His decision to step down as fire chief came after a consultation with his neurologist and other health experts, who determined it could take years before Stewart fully recovers. Leaving his position gives him more time to focus on getting better and spending time with family.
Stewart has been with the local fire department since 1997. In that time, he has witnessed many changes to the department and served in various leadership roles. He has been the fire chief for the last eight years and overseen improvements to emergency services, such as expanded medical capabilities.
While it is difficult to leave the fire department, particularly not as he planned, Stewart said the decision ultimately is best for everyone.
“I need to let those guys move on and move on myself,” Stewart said.
Interim Fire Chief Chuck Cerasoli, who has been filling in for Stewart during the past eight months, will continue serving in that position until a replacement can be found.
Stewart applauded Cerasoli’s ability to step into the leadership role in such an unexpected way, particularly working under the challenges posed by the COVID-19 pandemic.
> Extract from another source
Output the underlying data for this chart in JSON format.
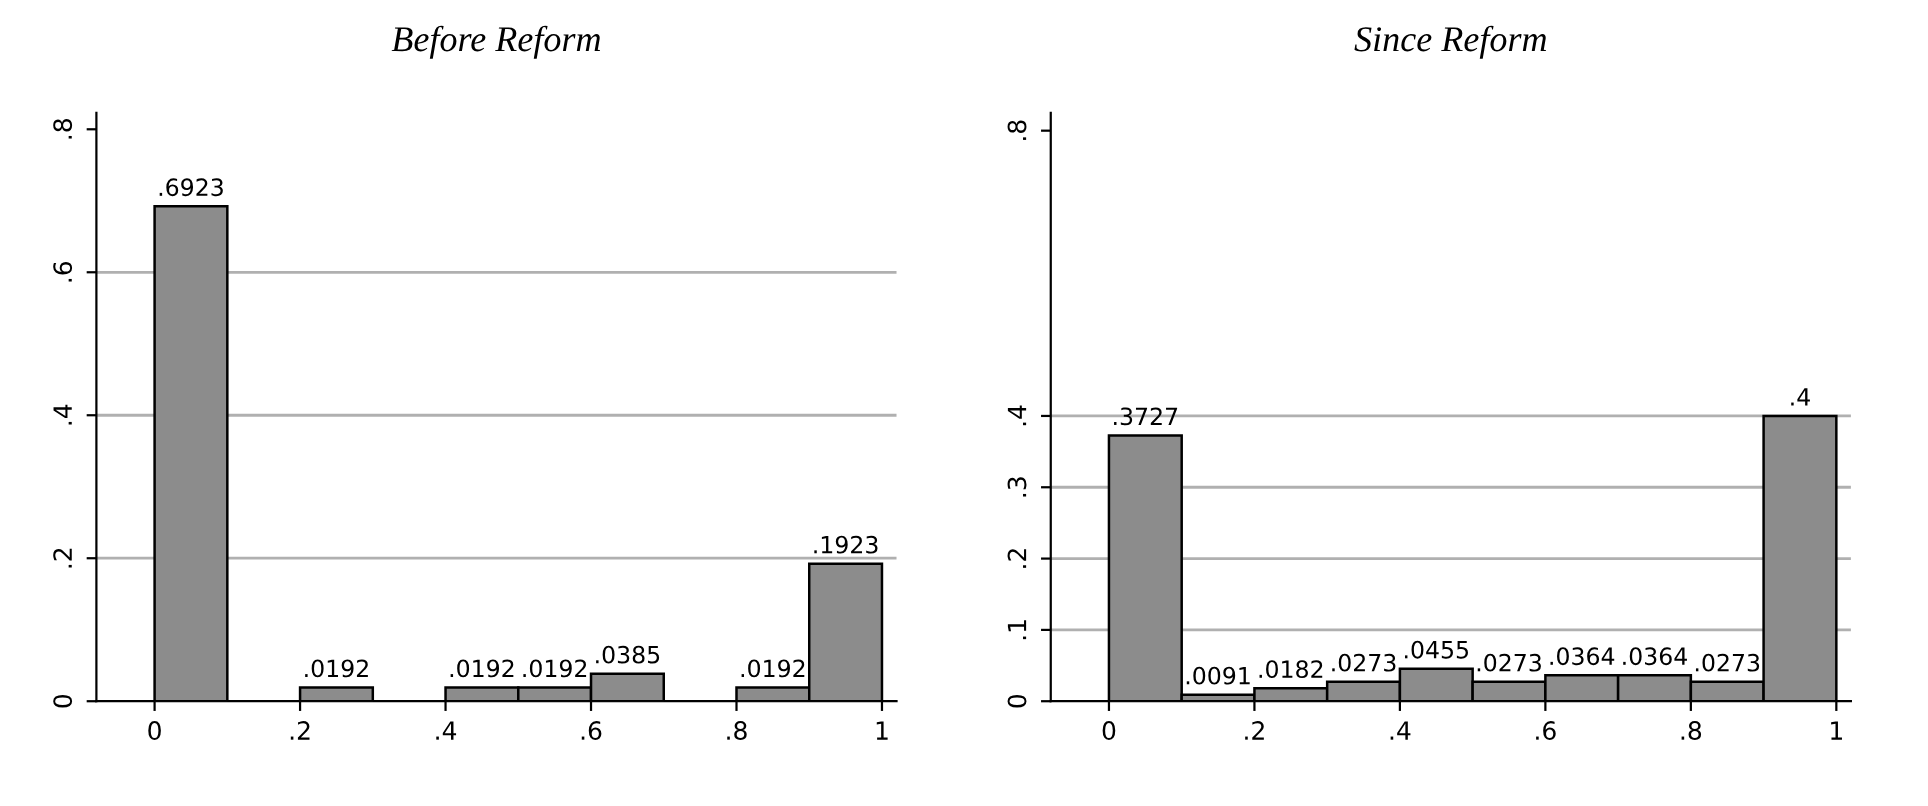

“In my opinion, he has done an amazing job,” Stewart said of his longtime coworker and close friend.
In a news release, city officials said they plan to conduct interviews for the fire chief position in the coming months. Cerasoli is considering applying for the job but has not made a decision yet.
Looking back on his years working with the former fire chief, Cerasoli described Stewart as a consistent leader and hard worker who leaves behind a strong legacy at the fire department.
“We can find another chief. We can find someone with the qualifications and everything,” Cerasoli said. “But we will never truly replace Mel.”